Business social network LinkedIn has published an open source a data management system it says can help speed up mobile applications for Apple’s iOS, particularly those that handle large amounts of data.
LinkedIn said the framework, called Rocket Data, is intended as an alternative to Apple’s own Core Data, used in iOS and Mac OS.
“Core Data is a powerful framework, but it pays for this power with complexity,” said LinkedIn developer Peter Livesey in a blog post. “The framework is notorious for crashing the application when something goes wrong.”
Rocket Data originated with a rewrite of LinkedIn’s iOS mobile application that began early last year, according to Livesey.

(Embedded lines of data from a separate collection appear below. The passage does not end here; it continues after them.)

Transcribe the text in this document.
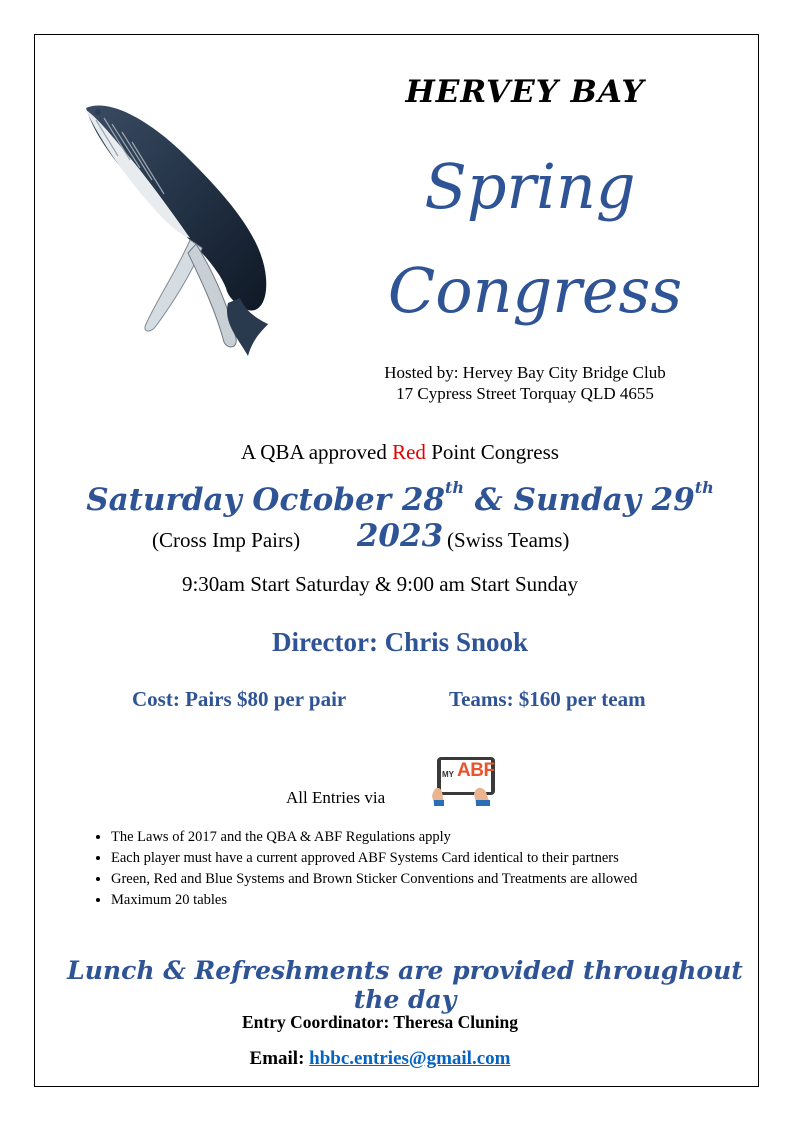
HERVEY BAY
Spring
Congress
Hosted by: Hervey Bay City Bridge Club
17 Cypress Street Torquay QLD 4655
A QBA approved Red Point Congress
Saturday October 28th & Sunday 29th 2023
(Cross Imp Pairs)	(Swiss Teams)
9:30am Start Saturday & 9:00 am Start Sunday
Director: Chris Snook
Cost: Pairs $80 per pair	Teams: $160 per team
All Entries via
MY ABF
• The Laws of 2017 and the QBA & ABF Regulations apply
• Each player must have a current approved ABF Systems Card identical to their partners
• Green, Red and Blue Systems and Brown Sticker Conventions and Treatments are allowed
• Maximum 20 tables
Lunch & Refreshments are provided throughout the day
Entry Coordinator: Theresa Cluning
Email: hbbc.entries@gmail.com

The company wanted a caching system that would present content to the user while data was still being loaded from the network, but didn’t want to use Core Data due to its tendency to crash the application and because it didn’t scale well, Livesey said.

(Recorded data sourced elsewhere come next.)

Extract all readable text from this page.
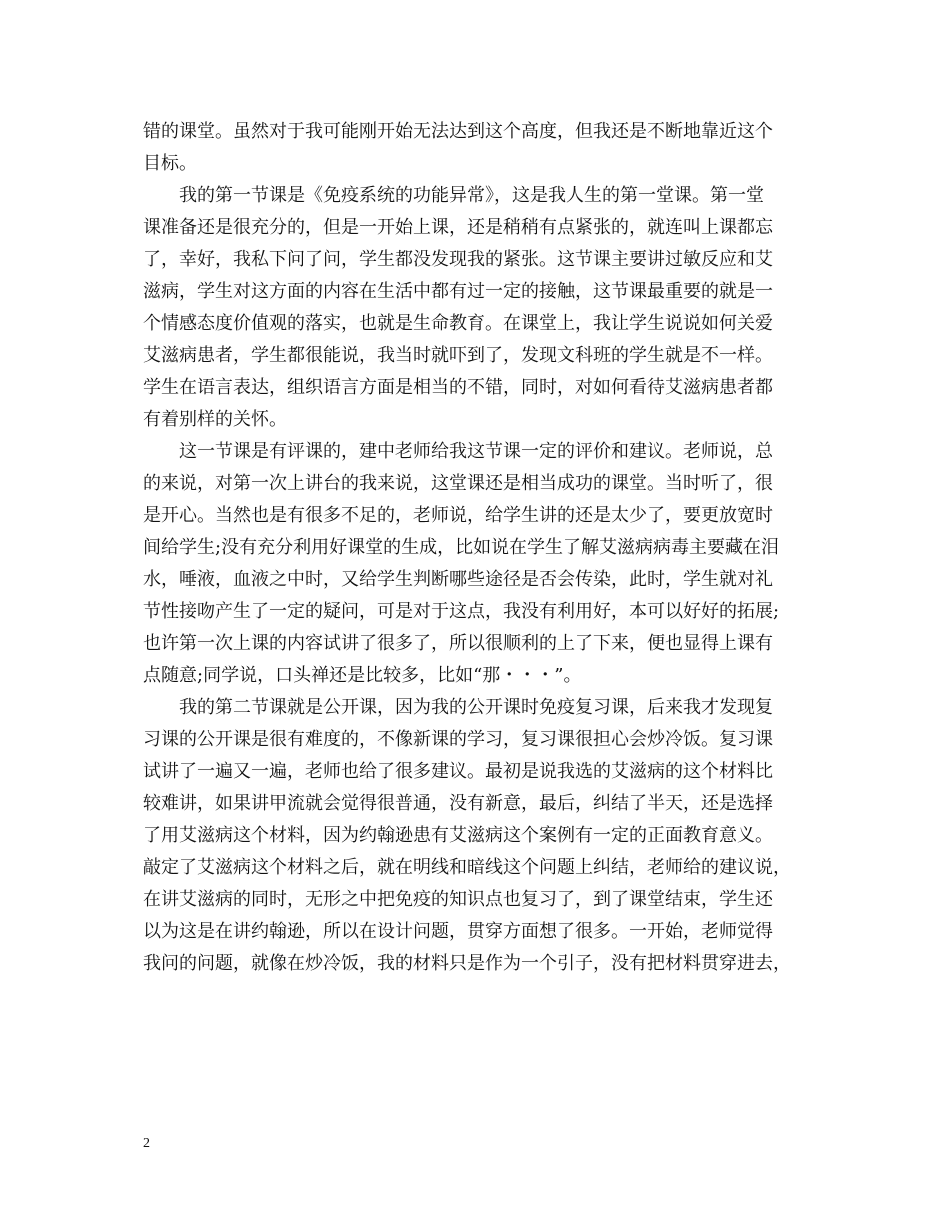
错的课堂。虽然对于我可能刚开始无法达到这个高度，但我还是不断地靠近这个
目标。
我的第一节课是《免疫系统的功能异常》，这是我人生的第一堂课。第一堂
课准备还是很充分的，但是一开始上课，还是稍稍有点紧张的，就连叫上课都忘
了，幸好，我私下问了问，学生都没发现我的紧张。这节课主要讲过敏反应和艾
滋病，学生对这方面的内容在生活中都有过一定的接触，这节课最重要的就是一
个情感态度价值观的落实，也就是生命教育。在课堂上，我让学生说说如何关爱
艾滋病患者，学生都很能说，我当时就吓到了，发现文科班的学生就是不一样。
学生在语言表达，组织语言方面是相当的不错，同时，对如何看待艾滋病患者都
有着别样的关怀。
这一节课是有评课的，建中老师给我这节课一定的评价和建议。老师说，总
的来说，对第一次上讲台的我来说，这堂课还是相当成功的课堂。当时听了，很
是开心。当然也是有很多不足的，老师说，给学生讲的还是太少了，要更放宽时
间给学生;没有充分利用好课堂的生成，比如说在学生了解艾滋病病毒主要藏在泪
水，唾液，血液之中时，又给学生判断哪些途径是否会传染，此时，学生就对礼
节性接吻产生了一定的疑问，可是对于这点，我没有利用好，本可以好好的拓展;
也许第一次上课的内容试讲了很多了，所以很顺利的上了下来，便也显得上课有
点随意;同学说，口头禅还是比较多，比如“那・・・”。
我的第二节课就是公开课，因为我的公开课时免疫复习课，后来我才发现复
习课的公开课是很有难度的，不像新课的学习，复习课很担心会炒冷饭。复习课
试讲了一遍又一遍，老师也给了很多建议。最初是说我选的艾滋病的这个材料比
较难讲，如果讲甲流就会觉得很普通，没有新意，最后，纠结了半天，还是选择
了用艾滋病这个材料，因为约翰逊患有艾滋病这个案例有一定的正面教育意义。
敲定了艾滋病这个材料之后，就在明线和暗线这个问题上纠结，老师给的建议说，
在讲艾滋病的同时，无形之中把免疫的知识点也复习了，到了课堂结束，学生还
以为这是在讲约翰逊，所以在设计问题，贯穿方面想了很多。一开始，老师觉得
我问的问题，就像在炒冷饭，我的材料只是作为一个引子，没有把材料贯穿进去，
2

LinkedIn also wanted to use immutable data models, in which all the data remains in place, unlike the mutable models employed by Core Data, in which new values overwrite old values.

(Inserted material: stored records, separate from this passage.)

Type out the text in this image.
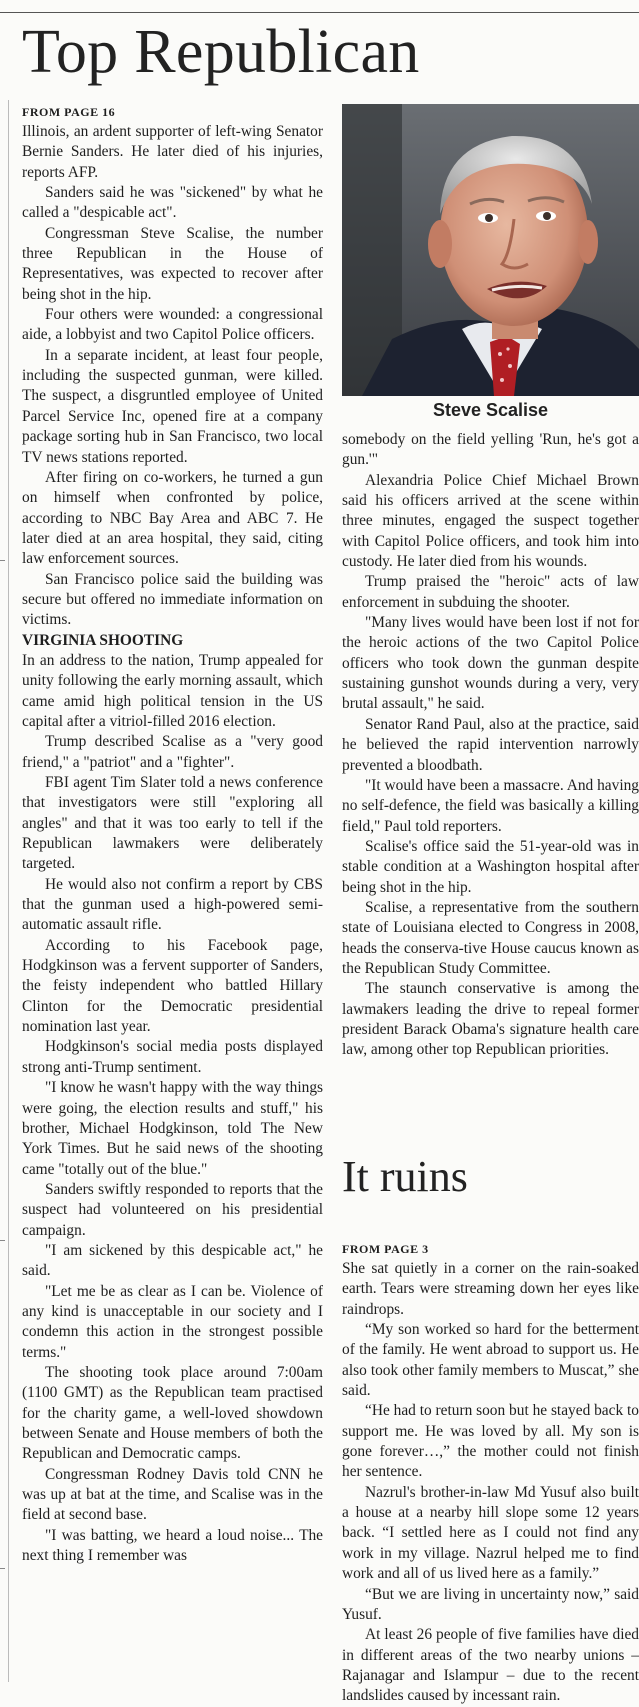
Top Republican
FROM PAGE 16

Illinois, an ardent supporter of left-wing Senator Bernie Sanders. He later died of his injuries, reports AFP.

Sanders said he was "sickened" by what he called a "despicable act".

Congressman Steve Scalise, the number three Republican in the House of Representatives, was expected to recover after being shot in the hip.

Four others were wounded: a congressional aide, a lobbyist and two Capitol Police officers.

In a separate incident, at least four people, including the suspected gunman, were killed. The suspect, a disgruntled employee of United Parcel Service Inc, opened fire at a company package sorting hub in San Francisco, two local TV news stations reported.

After firing on co-workers, he turned a gun on himself when confronted by police, according to NBC Bay Area and ABC 7. He later died at an area hospital, they said, citing law enforcement sources.

San Francisco police said the building was secure but offered no immediate information on victims.

VIRGINIA SHOOTING

In an address to the nation, Trump appealed for unity following the early morning assault, which came amid high political tension in the US capital after a vitriol-filled 2016 election.

Trump described Scalise as a "very good friend," a "patriot" and a "fighter".

FBI agent Tim Slater told a news conference that investigators were still "exploring all angles" and that it was too early to tell if the Republican lawmakers were deliberately targeted.

He would also not confirm a report by CBS that the gunman used a high-powered semi-automatic assault rifle.

According to his Facebook page, Hodgkinson was a fervent supporter of Sanders, the feisty independent who battled Hillary Clinton for the Democratic presidential nomination last year.

Hodgkinson's social media posts displayed strong anti-Trump sentiment.

"I know he wasn't happy with the way things were going, the election results and stuff," his brother, Michael Hodgkinson, told The New York Times. But he said news of the shooting came "totally out of the blue."

Sanders swiftly responded to reports that the suspect had volunteered on his presidential campaign.

"I am sickened by this despicable act," he said.

"Let me be as clear as I can be. Violence of any kind is unacceptable in our society and I condemn this action in the strongest possible terms."

The shooting took place around 7:00am (1100 GMT) as the Republican team practised for the charity game, a well-loved showdown between Senate and House members of both the Republican and Democratic camps.

Congressman Rodney Davis told CNN he was up at bat at the time, and Scalise was in the field at second base.

"I was batting, we heard a loud noise... The next thing I remember was

Steve Scalise

somebody on the field yelling 'Run, he's got a gun.'"

Alexandria Police Chief Michael Brown said his officers arrived at the scene within three minutes, engaged the suspect together with Capitol Police officers, and took him into custody. He later died from his wounds.

Trump praised the "heroic" acts of law enforcement in subduing the shooter.

"Many lives would have been lost if not for the heroic actions of the two Capitol Police officers who took down the gunman despite sustaining gunshot wounds during a very, very brutal assault," he said.

Senator Rand Paul, also at the practice, said he believed the rapid intervention narrowly prevented a bloodbath.

"It would have been a massacre. And having no self-defence, the field was basically a killing field," Paul told reporters.

Scalise's office said the 51-year-old was in stable condition at a Washington hospital after being shot in the hip.

Scalise, a representative from the southern state of Louisiana elected to Congress in 2008, heads the conserva-tive House caucus known as the Republican Study Committee.

The staunch conservative is among the lawmakers leading the drive to repeal former president Barack Obama's signature health care law, among other top Republican priorities.

It ruins
FROM PAGE 3

She sat quietly in a corner on the rain-soaked earth. Tears were streaming down her eyes like raindrops.

“My son worked so hard for the betterment of the family. He went abroad to support us. He also took other family members to Muscat,” she said.

“He had to return soon but he stayed back to support me. He was loved by all. My son is gone forever…,” the mother could not finish her sentence.

Nazrul's brother-in-law Md Yusuf also built a house at a nearby hill slope some 12 years back. “I settled here as I could not find any work in my village. Nazrul helped me to find work and all of us lived here as a family.”

“But we are living in uncertainty now,” said Yusuf.

At least 26 people of five families have died in different areas of the two nearby unions – Rajanagar and Islampur – due to the recent landslides caused by incessant rain.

The resulting model management system uses immutable models, managing their consistency and caching.
“Rocket Data scales extremely well to large numbers of models and data providers,” LinkedIn said in the framework’s documentation. “Since it does nearly all of its work on a background thread, you never need to worry about one change slowing down the whole application.”
LinkedIn was able to add caching to all its application’s features with “very little” additional development work, Livesey said.
The company has made the project available on GitHub.
Mobile apps are increasingly used to handle heavy-duty data processing tasks as devices such as smartphones and tablets become standard tools for businesses and consumers, with usage of mobile banking services, for instance, growing rapidly while online banking usage levels off.